High Yield Investment Programs (HYIPs): How to Avoid This Scam
| November 18, 2019
The Financial Industry Regulatory Authority (FINRA) recently issued a warning to investors regarding high yield investment programs, also referred to as HYIPs. The warning indicated that many of these investment scams are being operated as Ponzi schemes. HYIPs have become a growing concern for regulators, as the Federal Bureau of Investigation reported an increase of 105% in new investigations from 2008 to 2009.
In our blog post, High Yield Investment Programs (HYIPs): Ponzi Schemes in the Internet Age, we discussed how these investments boast high rates of return, anywhere from 20 to 100% per day. In reality, HYIPs are simply Ponzi schemes that sell unregistered securities.
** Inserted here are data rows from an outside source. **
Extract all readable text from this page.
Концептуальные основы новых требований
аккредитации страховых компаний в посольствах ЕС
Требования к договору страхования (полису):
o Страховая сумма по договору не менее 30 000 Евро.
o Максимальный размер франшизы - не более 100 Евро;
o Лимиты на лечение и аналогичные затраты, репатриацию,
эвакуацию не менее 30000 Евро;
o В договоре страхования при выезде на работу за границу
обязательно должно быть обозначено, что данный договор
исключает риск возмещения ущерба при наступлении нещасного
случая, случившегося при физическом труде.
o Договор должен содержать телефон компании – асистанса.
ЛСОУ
In FINRA’s warning, there were numerous signs given that would indicate an investment is a HYIP. Some of these warning signs include the following:
- Unsustainable yields. The return on investment is typically given as a daily rate and is unreasonably high. Most stocks for large companies have averaged 10 percent annually.
- No clear explanation of how return will occur. There are usually only generic explanations given regarding how the returns are reached.
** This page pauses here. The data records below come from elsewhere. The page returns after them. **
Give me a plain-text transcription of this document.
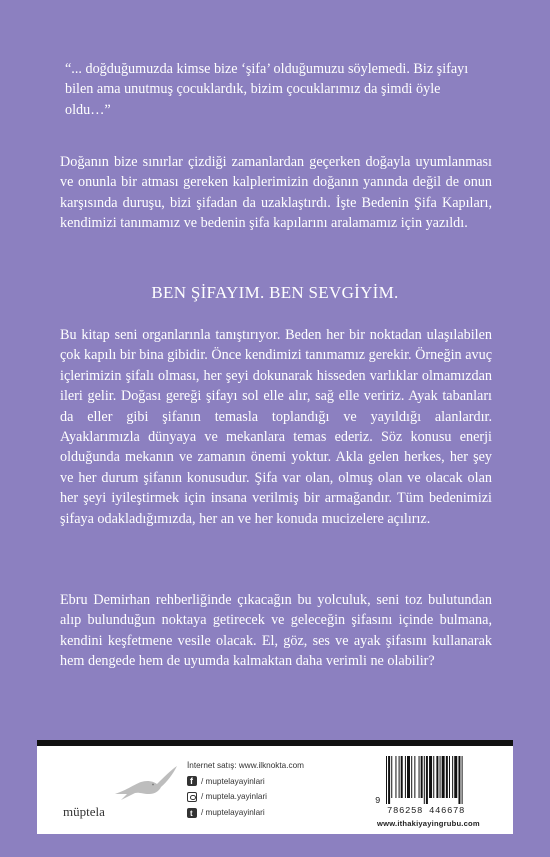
“... doğduğumuzda kimse bize ‘şifa’ olduğumuzu söylemedi. Biz şifayı bilen ama unutmuş çocuklardık, bizim çocuklarımız da şimdi öyle oldu…”

Doğanın bize sınırlar çizdiği zamanlardan geçerken doğayla uyumlanması ve onunla bir atması gereken kalplerimizin doğanın yanında değil de onun karşısında duruşu, bizi şifadan da uzaklaştırdı. İşte Bedenin Şifa Kapıları, kendimizi tanımamız ve bedenin şifa kapılarını aralamamız için yazıldı.

BEN ŞİFAYIM. BEN SEVGİYİM.

Bu kitap seni organlarınla tanıştırıyor. Beden her bir noktadan ulaşılabilen çok kapılı bir bina gibidir. Önce kendimizi tanımamız gerekir. Örneğin avuç içlerimizin şifalı olması, her şeyi dokunarak hisseden varlıklar olmamızdan ileri gelir. Doğası gereği şifayı sol elle alır, sağ elle veririz. Ayak tabanları da eller gibi şifanın temasla toplandığı ve yayıldığı alanlardır. Ayaklarımızla dünyaya ve mekanlara temas ederiz. Söz konusu enerji olduğunda mekanın ve zamanın önemi yoktur. Akla gelen herkes, her şey ve her durum şifanın konusudur. Şifa var olan, olmuş olan ve olacak olan her şeyi iyileştirmek için insana verilmiş bir armağandır. Tüm bedenimizi şifaya odakladığımızda, her an ve her konuda mucizelere açılırız.

Ebru Demirhan rehberliğinde çıkacağın bu yolculuk, seni toz bulutundan alıp bulunduğun noktaya getirecek ve geleceğin şifasını içinde bulmana, kendini keşfetmene vesile olacak. El, göz, ses ve ayak şifasını kullanarak hem dengede hem de uyumda kalmaktan daha verimli ne olabilir?

müptela
İnternet satış: www.ilknokta.com
f
/ muptelayayinlari
/ muptela.yayinlari
t
/ muptelayayinlari
9
786258 446678
www.ithakiyayingrubu.com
- The HYIP is located in another country. Many of these programs are operated in other countries and they do not have the appropriate licenses.
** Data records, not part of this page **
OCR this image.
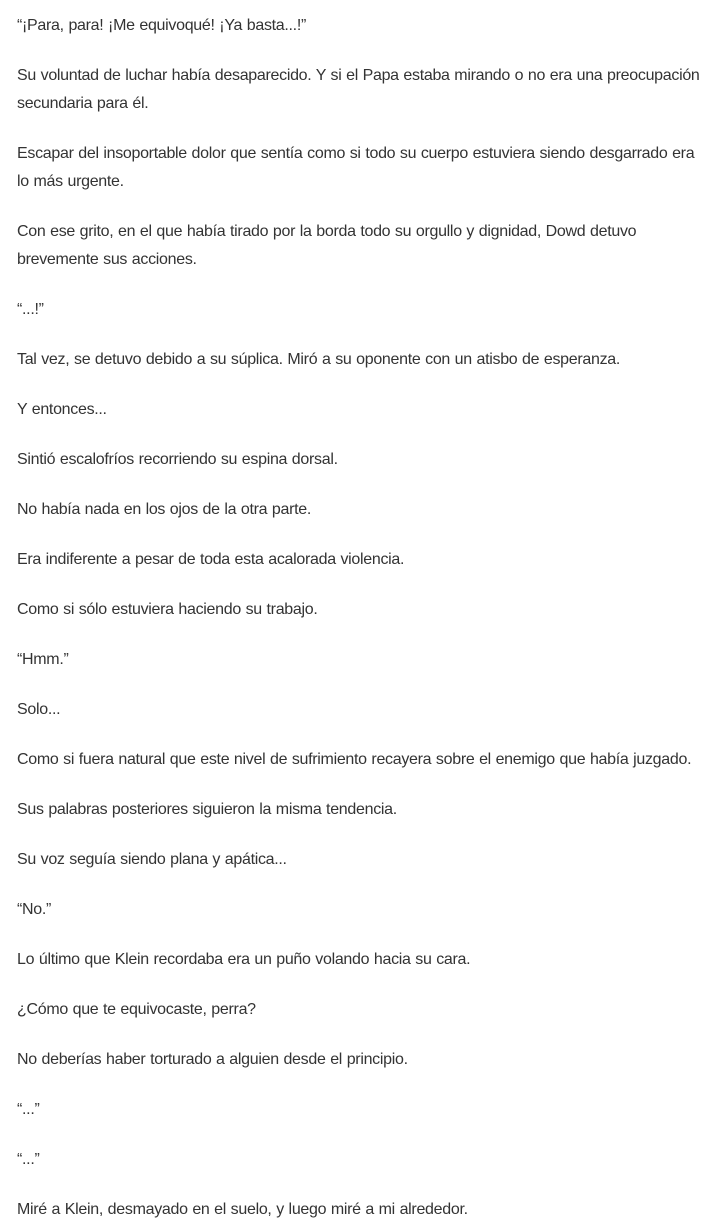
“¡Para, para! ¡Me equivoqué! ¡Ya basta...!”

Su voluntad de luchar había desaparecido. Y si el Papa estaba mirando o no era una preocupación secundaria para él.

Escapar del insoportable dolor que sentía como si todo su cuerpo estuviera siendo desgarrado era lo más urgente.

Con ese grito, en el que había tirado por la borda todo su orgullo y dignidad, Dowd detuvo brevemente sus acciones.

“...!”

Tal vez, se detuvo debido a su súplica. Miró a su oponente con un atisbo de esperanza.

Y entonces...

Sintió escalofríos recorriendo su espina dorsal.

No había nada en los ojos de la otra parte.

Era indiferente a pesar de toda esta acalorada violencia.

Como si sólo estuviera haciendo su trabajo.

“Hmm.”

Solo...

Como si fuera natural que este nivel de sufrimiento recayera sobre el enemigo que había juzgado.

Sus palabras posteriores siguieron la misma tendencia.

Su voz seguía siendo plana y apática...

“No.”

Lo último que Klein recordaba era un puño volando hacia su cara.

¿Cómo que te equivocaste, perra?

No deberías haber torturado a alguien desde el principio.

“...”

“...”

Miré a Klein, desmayado en el suelo, y luego miré a mi alrededor.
- Referral fees are paid to investors. As a way to attract new investors, these programs will often pay referral fees, as high as 25 percent, to anyone who can recruit more people.
- Content filled with typos. According to FINRA, one of the telltale signs of a HYIP is content that is full of typos and poor grammar. This content could come in the form of emails, website copy, or other online postings.
You can protect yourself from these investment schemes by looking out for the warning signs mentioned and by taking other precautions. For example, always look into the company offering the investment. You can use FINRA’s BrokerCheck to review a broker and/or broker-dealer.